Construction worker Antonis Kontogonis moved to Melbourne two months ago to find work.

"I come from Athens. I'm the eldest, I have a sister and three more brothers," the 40-year-old said.

"I used to belong to a middle class family, and [then] all of a sudden things were getting tight and I could not find work.

"I have been two years out of work now.

"I came to find new opportunities. I knew there were quite a few Greeks here, that's why I've had a go."

He said other family members moved throughout Europe, including England and Norway, to find work.

"I would like to be back [in Athens] but unfortunately, that cannot be."
'You really can't see light at the end of the tunnel'

Nikos and Chrystal Psaltopoulos live in Richmond, in Melbourne's inner-east, but are following their relatives' struggles back in Greece.
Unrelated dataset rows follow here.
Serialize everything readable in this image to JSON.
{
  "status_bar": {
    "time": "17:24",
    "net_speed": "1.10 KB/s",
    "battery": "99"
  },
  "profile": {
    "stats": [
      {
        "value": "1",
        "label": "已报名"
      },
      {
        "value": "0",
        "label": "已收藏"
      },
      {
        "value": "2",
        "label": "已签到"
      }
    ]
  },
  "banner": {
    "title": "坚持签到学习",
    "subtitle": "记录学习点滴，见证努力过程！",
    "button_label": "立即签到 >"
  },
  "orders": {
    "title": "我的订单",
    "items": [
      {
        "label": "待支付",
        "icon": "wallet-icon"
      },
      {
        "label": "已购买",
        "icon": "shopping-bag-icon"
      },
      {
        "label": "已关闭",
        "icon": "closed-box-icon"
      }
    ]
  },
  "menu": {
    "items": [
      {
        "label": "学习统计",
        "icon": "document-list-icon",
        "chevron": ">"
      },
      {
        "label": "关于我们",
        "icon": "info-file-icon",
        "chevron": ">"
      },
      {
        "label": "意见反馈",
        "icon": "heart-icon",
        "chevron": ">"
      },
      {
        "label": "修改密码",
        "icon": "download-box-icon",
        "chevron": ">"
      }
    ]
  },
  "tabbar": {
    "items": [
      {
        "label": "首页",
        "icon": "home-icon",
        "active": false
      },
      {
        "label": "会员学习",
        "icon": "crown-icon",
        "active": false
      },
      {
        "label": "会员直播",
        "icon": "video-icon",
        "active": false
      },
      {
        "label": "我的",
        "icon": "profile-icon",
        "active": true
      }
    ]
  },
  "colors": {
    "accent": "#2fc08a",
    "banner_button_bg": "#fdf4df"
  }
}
"We're almost all-consumed by it because it affects people that we know about, that we care about and that we love," Mr Psaltopoulos said.

"And what's really distressing is that you really can't see light at the end of the tunnel.

People are going hungry. People don't have food to eat. They have no jobs.


"It is quite dire, because people refer to this as a Greek debt crisis and what they're missing is that this is a massive humanitarian crisis of a level that we haven't seen before since the Great Depression.

"What that means is that people are going hungry. People don't have food to eat. They have no jobs.

"There are families that are living on the income of one person, generations of families that are doing that at the moment.

"You see Athens now and it's really a ghost town. It's a ghetto of what it used to be."

Mr Papstergiadis said it was difficult for Greek-Australians to watch the effect the economic crisis is having on their relatives overseas.

"It's soul destroying because we're seeing people we know who are educated working for less than $3 an hour," he said.

"You have almost 60 per cent unemployment for people under the age of 28, while the average starting salary for them is roughly equivalent to $200 a week.

"And when prices are equivalent to Melbourne prices in Athens, you can tell people are living well below the poverty line."

http://www.abc.net.au/news/2015-06-24/gr...is/6569186

Melbourne has a lot of Greek restaurants, functions and the like... they also have the huge Greek Centre for Contemporary Culture - always packed out.